Existem coisas nesse mundo que simplesmente não combinam.
Férias e engarrafamento. Minha avó e Bob Marley. Homem e cozinha.

Digam o que quiserem, mas esse papo de mulher achar lindo homem que entende de culinária é a grande enganação do milênio. O que elas acham lindo é ter uma coisa a menos pra fazer. Homem só devia entrar na cozinha para pegar cerveja na geladeira ou transar em cima da pia. Não é machismo. Desde os tempos pré-históricos, o homem das cavernas acordava de manhã cedo, colocava seu tacape na cintura e saía para caçar. Quando voltava, no final do dia, era a mulher das cavernas quem ia cozinhar. Não sei por que estão querendo mudar o próprio curso da humanidade.

Acontece que hoje é véspera de Natal e tive a infelicidade de chamar meu chefe e a esposa para jantar aqui em casa. E, logo dessa vez, prometi uma ceia daquelas. Logo dessa vez, ia pedir uma promoção na minha carreira. Logo dessa vez, a cozinheira faltou.

Que tragédia. Preciso pensar. Por que eu mesmo não faço o jantar? Já que consegui montar aquela esteira elétrica lendo o manual, também posso fazer um prato seguindo a receita.

Procuro nos cadernos que minha mãe deixou de herança para mim. “Peru ao Molho de Gengibre e Pimenta Verde”. Hum, parece bom. Diz aqui que era a refeição mais servida nos banquetes do Palácio de Versalhes. Pois bem, uma ceia de Natal digna da alta corte francesa.
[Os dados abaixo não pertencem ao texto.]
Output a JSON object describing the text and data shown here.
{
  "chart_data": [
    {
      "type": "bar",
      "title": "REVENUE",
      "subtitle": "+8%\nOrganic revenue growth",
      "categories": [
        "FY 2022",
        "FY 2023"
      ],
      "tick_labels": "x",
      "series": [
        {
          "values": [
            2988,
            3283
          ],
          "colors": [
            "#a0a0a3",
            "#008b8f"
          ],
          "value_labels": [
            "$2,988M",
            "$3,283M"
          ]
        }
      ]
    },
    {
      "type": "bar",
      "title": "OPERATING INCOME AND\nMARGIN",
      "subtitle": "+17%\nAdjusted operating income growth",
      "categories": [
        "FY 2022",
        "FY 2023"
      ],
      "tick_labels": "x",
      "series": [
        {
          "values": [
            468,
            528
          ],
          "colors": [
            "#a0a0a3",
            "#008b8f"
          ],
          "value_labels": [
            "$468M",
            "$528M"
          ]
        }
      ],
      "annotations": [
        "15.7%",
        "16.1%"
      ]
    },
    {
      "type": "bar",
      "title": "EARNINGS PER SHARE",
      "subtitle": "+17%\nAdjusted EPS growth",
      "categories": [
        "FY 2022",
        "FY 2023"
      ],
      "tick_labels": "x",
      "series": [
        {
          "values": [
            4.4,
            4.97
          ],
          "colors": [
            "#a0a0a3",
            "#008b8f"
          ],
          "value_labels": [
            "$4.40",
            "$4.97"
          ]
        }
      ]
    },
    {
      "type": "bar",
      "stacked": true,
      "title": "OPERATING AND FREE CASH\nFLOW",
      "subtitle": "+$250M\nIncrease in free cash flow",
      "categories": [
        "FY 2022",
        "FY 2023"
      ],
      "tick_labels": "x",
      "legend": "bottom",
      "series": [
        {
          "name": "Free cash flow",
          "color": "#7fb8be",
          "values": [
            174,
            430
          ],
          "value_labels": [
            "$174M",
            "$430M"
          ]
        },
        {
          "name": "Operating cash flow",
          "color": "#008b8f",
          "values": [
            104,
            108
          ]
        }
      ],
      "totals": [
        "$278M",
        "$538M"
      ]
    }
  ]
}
Vamos aos ingredientes: 1 peru, 3 colheres de vinagre, 2 cálices de molho balsâmico, 2 colheres de gengibre ralado, 4 pitadas de açafrão. Meu Deus, isso está mais pra alquimia do que pra culinária. “Colocar o peru numa assadeira com as patas amarradas para cima”. Não, aí é covardia! Onde já se viu. Fazer uma coisa dessas com o pobre bicho? Ter que ir pro forno com as patas pra cima. Eu não posso fazer isso. Não. Vai ser assado de pé. Com a cabeça erguida e o peito estufado. Se duvidar, providencio até uma salva de tiros. E vai que a mulher do meu chefe pertencer a alguma instituição protetora dos animais. Aí minha promoção já era.
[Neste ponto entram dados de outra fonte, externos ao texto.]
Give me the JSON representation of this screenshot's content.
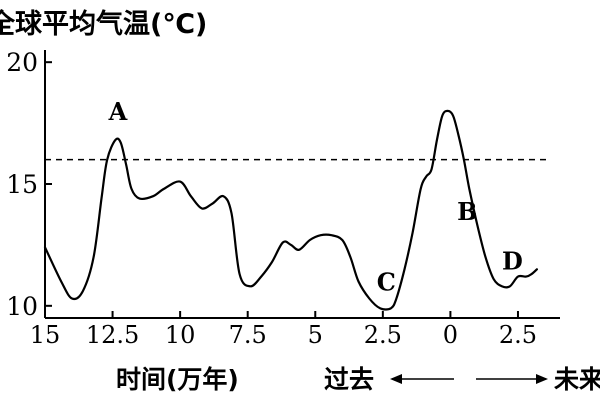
{
  "chart_data": {
    "type": "line",
    "title": "",
    "ylabel": "全球平均气温(℃)",
    "xlabel": "时间(万年)",
    "direction_past": "过去",
    "direction_future": "未来",
    "x_ticks": [
      "15",
      "12.5",
      "10",
      "7.5",
      "5",
      "2.5",
      "0",
      "2.5"
    ],
    "x_tick_values": [
      -15,
      -12.5,
      -10,
      -7.5,
      -5,
      -2.5,
      0,
      2.5
    ],
    "y_ticks": [
      10,
      15,
      20
    ],
    "xlim": [
      -15,
      3.5
    ],
    "ylim": [
      9.5,
      20.5
    ],
    "reference_line": {
      "y": 16,
      "style": "dashed"
    },
    "series": [
      {
        "x": [
          -15,
          -14.4,
          -14,
          -13.6,
          -13.2,
          -12.9,
          -12.7,
          -12.4,
          -12.2,
          -12.0,
          -11.8,
          -11.5,
          -11.0,
          -10.6,
          -10.0,
          -9.6,
          -9.2,
          -8.8,
          -8.4,
          -8.1,
          -7.8,
          -7.4,
          -7.0,
          -6.6,
          -6.2,
          -5.9,
          -5.6,
          -5.2,
          -4.8,
          -4.4,
          -4.0,
          -3.7,
          -3.4,
          -3.0,
          -2.6,
          -2.2,
          -2.0,
          -1.7,
          -1.4,
          -1.1,
          -0.9,
          -0.7,
          -0.5,
          -0.3,
          -0.1,
          0.1,
          0.3,
          0.5,
          0.7,
          1.0,
          1.3,
          1.6,
          1.9,
          2.2,
          2.5,
          2.8,
          3.0,
          3.2
        ],
        "y": [
          12.4,
          11.0,
          10.3,
          10.6,
          12.0,
          14.5,
          16.0,
          16.8,
          16.7,
          15.8,
          14.8,
          14.4,
          14.5,
          14.8,
          15.1,
          14.5,
          14.0,
          14.2,
          14.5,
          13.8,
          11.3,
          10.8,
          11.2,
          11.8,
          12.6,
          12.5,
          12.3,
          12.7,
          12.9,
          12.9,
          12.7,
          12.0,
          11.0,
          10.3,
          9.9,
          9.9,
          10.3,
          11.5,
          13.0,
          14.8,
          15.3,
          15.6,
          16.8,
          17.8,
          18.0,
          17.8,
          17.0,
          16.0,
          14.8,
          13.3,
          12.0,
          11.1,
          10.8,
          10.8,
          11.2,
          11.2,
          11.3,
          11.5
        ]
      }
    ],
    "annotations": [
      {
        "label": "A",
        "x": -12.3,
        "y": 16.8
      },
      {
        "label": "B",
        "x": 0.4,
        "y": 15.0
      },
      {
        "label": "C",
        "x": -2.3,
        "y": 9.9
      },
      {
        "label": "D",
        "x": 2.0,
        "y": 11.0
      }
    ]
  }
}
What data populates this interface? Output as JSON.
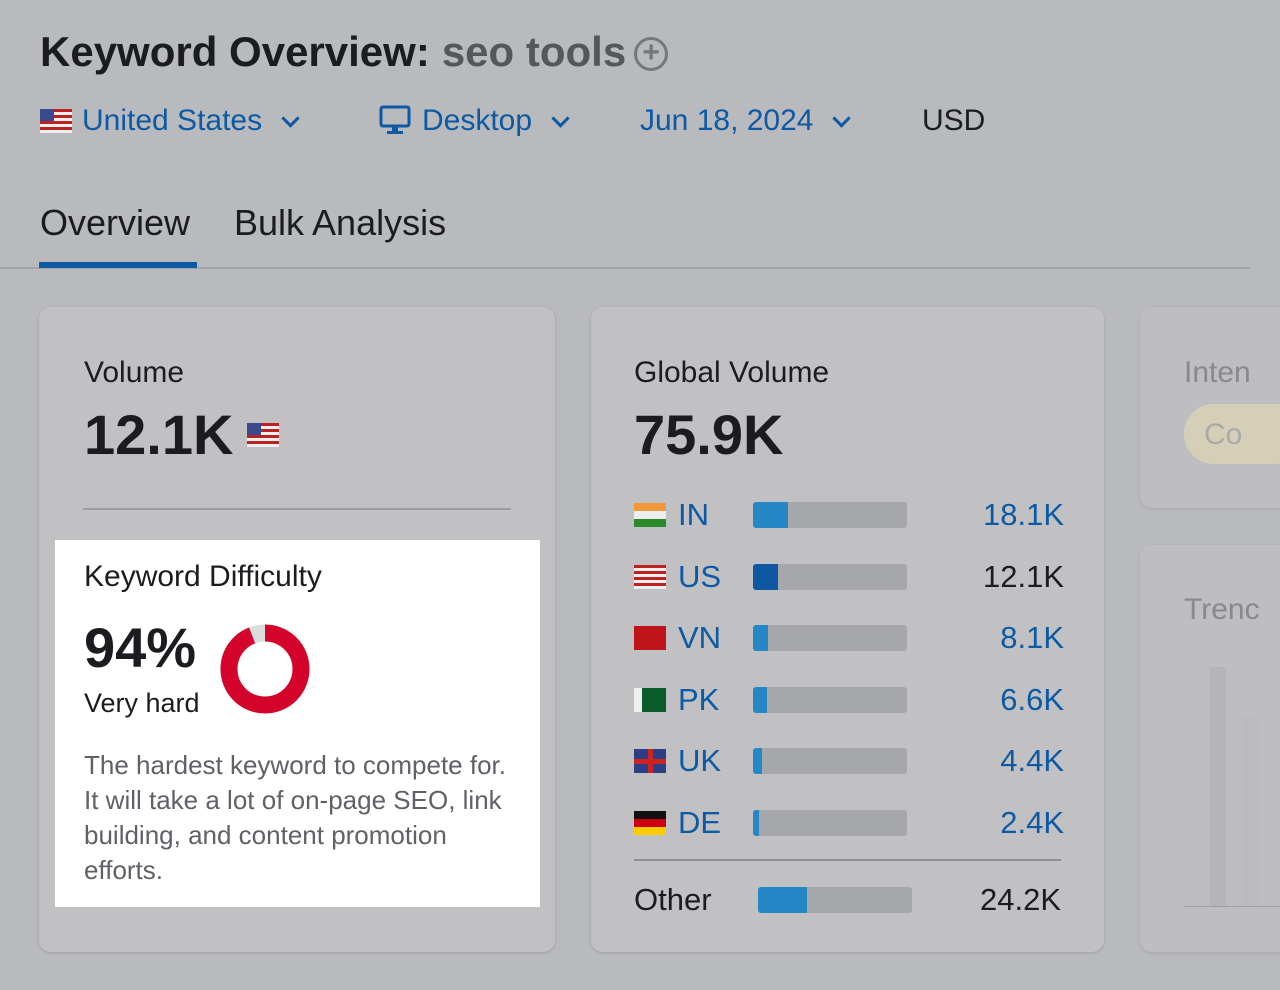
{
  "header": {
    "title": "Keyword Overview:",
    "keyword": "seo tools",
    "add_icon": "plus-circle-icon"
  },
  "filters": {
    "country": "United States",
    "device": "Desktop",
    "date": "Jun 18, 2024",
    "currency": "USD"
  },
  "tabs": [
    {
      "label": "Overview",
      "active": true
    },
    {
      "label": "Bulk Analysis",
      "active": false
    }
  ],
  "volume": {
    "label": "Volume",
    "value": "12.1K"
  },
  "difficulty": {
    "label": "Keyword Difficulty",
    "value": "94%",
    "percent": 94,
    "level": "Very hard",
    "description": "The hardest keyword to compete for. It will take a lot of on-page SEO, link building, and content promotion efforts.",
    "color": "#d3032b"
  },
  "global": {
    "label": "Global Volume",
    "value": "75.9K",
    "rows": [
      {
        "code": "IN",
        "value": "18.1K",
        "share": 0.23,
        "link": true
      },
      {
        "code": "US",
        "value": "12.1K",
        "share": 0.16,
        "link": false
      },
      {
        "code": "VN",
        "value": "8.1K",
        "share": 0.1,
        "link": true
      },
      {
        "code": "PK",
        "value": "6.6K",
        "share": 0.09,
        "link": true
      },
      {
        "code": "UK",
        "value": "4.4K",
        "share": 0.06,
        "link": true
      },
      {
        "code": "DE",
        "value": "2.4K",
        "share": 0.04,
        "link": true
      }
    ],
    "other": {
      "label": "Other",
      "value": "24.2K",
      "share": 0.32
    }
  },
  "intent": {
    "label": "Inten",
    "badge": "Co"
  },
  "trend": {
    "label": "Trenc"
  }
}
Tenho que parar de pensar nessas coisas e me concentrar na receita. “Colocar sal a gosto”. Mas a gosto de quem? Meu? Dos convidados? Ou do peru? É melhor acabar com essa frescura e preparar logo esse peru. Mas preciso ser sincero. Tem uma coisa que tô sentindo desde que comecei e não posso mais guardar só para mim. Tô com pena do peru. Pena mesmo. Se ele tivesse fatiado ou cortado em quadradinhos até seria fácil. Mas assim, inteirinho, não dá.
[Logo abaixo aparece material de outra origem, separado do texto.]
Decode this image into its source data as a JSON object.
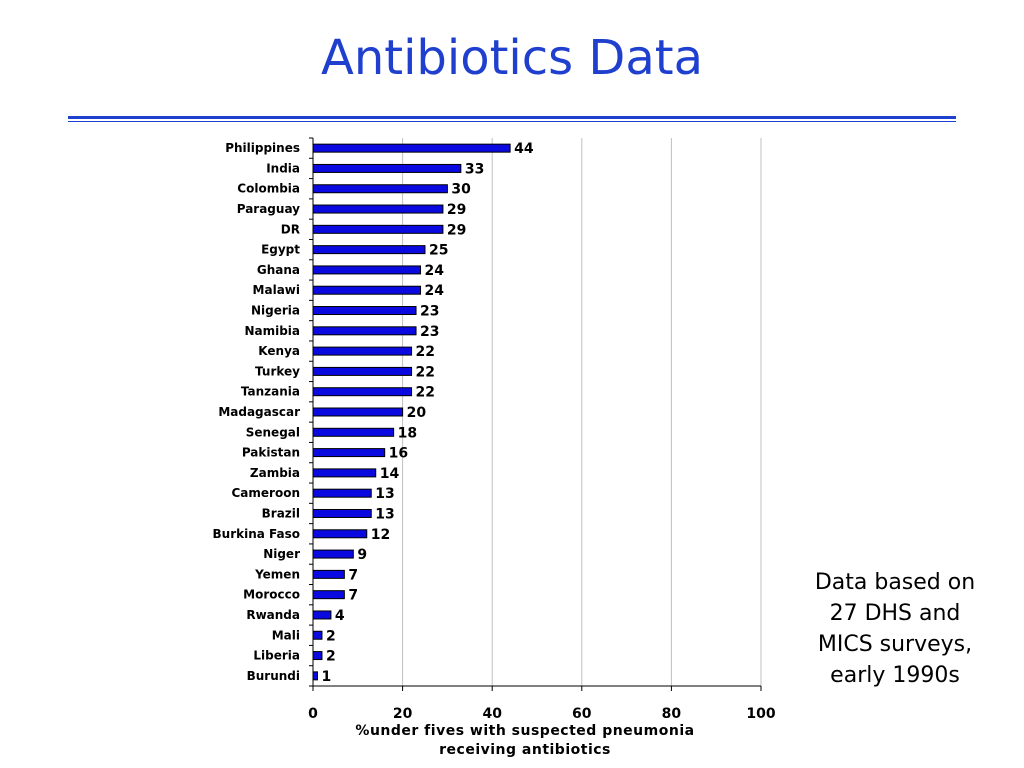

Começo a pensar na vida que ele levava. Vai ver que era um infeliz, que nunca era chamado pras festas do colégio. Estava sempre chorando pelos cantos. Era depressivo e adorava as músicas do Radiohead. Uma vida repleta de trocadilhos sem graça. Pobre peru. Sozinho, jogado no mundo. Uma existência quase insignificante.

A campainha toca. Aos prantos, vou abrir a porta. É meu chefe e a esposa. Segurando o pobre peru nos braços, peço minha demissão.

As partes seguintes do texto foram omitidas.